In my earlier post on Big Data Goes Mainstream, I referenced an InformationWeek article on Big Data. I made the comment that most of the examples were just big data warehouses rather than true distributed analytics. Interestingly, the other examples that did fit the true Big Data mold were primarily Netezza examples.
Netezza has a great track record of pushing the envelope with analytics, which makes them an ideal acquisition for us, given our strategy.
As I spend more time on the big data issue, it occurs to me that one of the challenges of dealing with big data is that it tends to have a relatively low value density, as compared to the data we manage in traditional systems. I’m stealing the idea of value density from the logistics industry, where it is used to determine the best mode of transport for goods based on weight and value. In this case, I’m referring to the ratio of business relevance to the size of the data (you can think of it as business-relevant facts per gigabyte).

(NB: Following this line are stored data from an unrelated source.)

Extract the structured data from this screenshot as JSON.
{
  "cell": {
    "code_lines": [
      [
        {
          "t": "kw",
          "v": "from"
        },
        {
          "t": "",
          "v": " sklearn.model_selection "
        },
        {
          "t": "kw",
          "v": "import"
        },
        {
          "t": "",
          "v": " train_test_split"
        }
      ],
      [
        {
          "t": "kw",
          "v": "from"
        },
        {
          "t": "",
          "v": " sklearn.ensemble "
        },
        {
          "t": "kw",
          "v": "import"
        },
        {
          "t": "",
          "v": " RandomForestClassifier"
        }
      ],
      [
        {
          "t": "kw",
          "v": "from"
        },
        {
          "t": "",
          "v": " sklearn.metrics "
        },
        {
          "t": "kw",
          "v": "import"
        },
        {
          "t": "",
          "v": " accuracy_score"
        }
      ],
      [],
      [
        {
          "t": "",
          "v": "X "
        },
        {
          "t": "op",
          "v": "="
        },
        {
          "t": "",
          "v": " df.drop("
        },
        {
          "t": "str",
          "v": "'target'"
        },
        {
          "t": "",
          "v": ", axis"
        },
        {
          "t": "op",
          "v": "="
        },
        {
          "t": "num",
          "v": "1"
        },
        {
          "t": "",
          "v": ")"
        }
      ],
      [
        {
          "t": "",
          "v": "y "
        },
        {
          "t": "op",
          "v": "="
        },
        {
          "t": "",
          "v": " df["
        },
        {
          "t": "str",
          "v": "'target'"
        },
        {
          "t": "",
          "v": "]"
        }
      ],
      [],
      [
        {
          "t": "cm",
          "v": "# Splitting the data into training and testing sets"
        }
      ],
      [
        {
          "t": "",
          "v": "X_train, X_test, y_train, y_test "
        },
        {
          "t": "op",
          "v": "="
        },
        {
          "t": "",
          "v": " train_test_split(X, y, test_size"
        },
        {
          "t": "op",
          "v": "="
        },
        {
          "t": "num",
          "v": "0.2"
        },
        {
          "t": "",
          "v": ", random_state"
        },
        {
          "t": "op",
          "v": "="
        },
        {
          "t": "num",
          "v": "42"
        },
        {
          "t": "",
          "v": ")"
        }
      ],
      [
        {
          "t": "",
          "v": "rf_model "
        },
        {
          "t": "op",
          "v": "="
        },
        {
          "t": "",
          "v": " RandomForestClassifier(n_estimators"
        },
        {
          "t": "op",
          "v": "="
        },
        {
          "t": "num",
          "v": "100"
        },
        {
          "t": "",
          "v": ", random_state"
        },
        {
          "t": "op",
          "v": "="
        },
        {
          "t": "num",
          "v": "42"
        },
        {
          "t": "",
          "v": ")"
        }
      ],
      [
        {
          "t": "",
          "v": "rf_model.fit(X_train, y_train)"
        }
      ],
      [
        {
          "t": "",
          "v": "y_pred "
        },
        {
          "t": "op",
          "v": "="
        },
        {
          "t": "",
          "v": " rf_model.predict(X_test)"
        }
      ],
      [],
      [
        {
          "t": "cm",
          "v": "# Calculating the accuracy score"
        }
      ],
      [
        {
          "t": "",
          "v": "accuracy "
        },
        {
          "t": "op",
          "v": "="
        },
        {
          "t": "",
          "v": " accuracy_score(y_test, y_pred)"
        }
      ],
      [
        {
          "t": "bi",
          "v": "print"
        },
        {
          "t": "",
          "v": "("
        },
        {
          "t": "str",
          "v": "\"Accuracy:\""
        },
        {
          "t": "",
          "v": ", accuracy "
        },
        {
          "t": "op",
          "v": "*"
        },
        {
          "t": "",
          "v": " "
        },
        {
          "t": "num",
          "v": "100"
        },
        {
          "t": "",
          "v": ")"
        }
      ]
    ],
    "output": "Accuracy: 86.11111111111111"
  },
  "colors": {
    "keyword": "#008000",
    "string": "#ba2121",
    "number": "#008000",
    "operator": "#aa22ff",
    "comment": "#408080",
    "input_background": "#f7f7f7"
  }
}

The issue is that the lower the value density, the less sense it makes to manage it using conventional enterprise technologies, like data warehouses. The management infrastructure around these conventional technologies is relatively large, and the costs relatively high. At some point, the cost of all that management infrastructure exceeds the value of the incremental insights provided in the data. As a result, the things we tend to classify as “Big Data” tend to fall beneath the value density curve. It just doesn’t make financial sense to spend all that money to bring them into the mainstream.
That said, organizations do want to pull those nuggets of insight out of big data, and likely incorporate that lower volume of filtered information into conventional warehouses, so that it can all be analyzed and sliced and diced together. This is why things like InfoSphere BigInsights (for static distributed information) and InfoSphere Streams (for real-time data streams) are needed to help find those valuable nuggets. Interestingly, I don’t hear the majority of the data warehouse vendors talking about this.
The paradox is that there is no way to know how many facts per GB there are in a given big data set until you actually do some analysis on it. And at the same time, understanding what and how to analyze (or as Kevin Weil and Stephen O’Grady describe it, “knowing the right questions to ask”) is impossible unless you spend some time modeling out the right questions (which you really can only do effectively by using your structured data in your nice high-cost environment).
So, ideally organizations like to design (and over time refine) their analytic models against their structured warehouse data, but then run them against big data sets using things like Hadoop so that they can pull out the good stuff. This is why data warehousing and Hadoop are really codependent.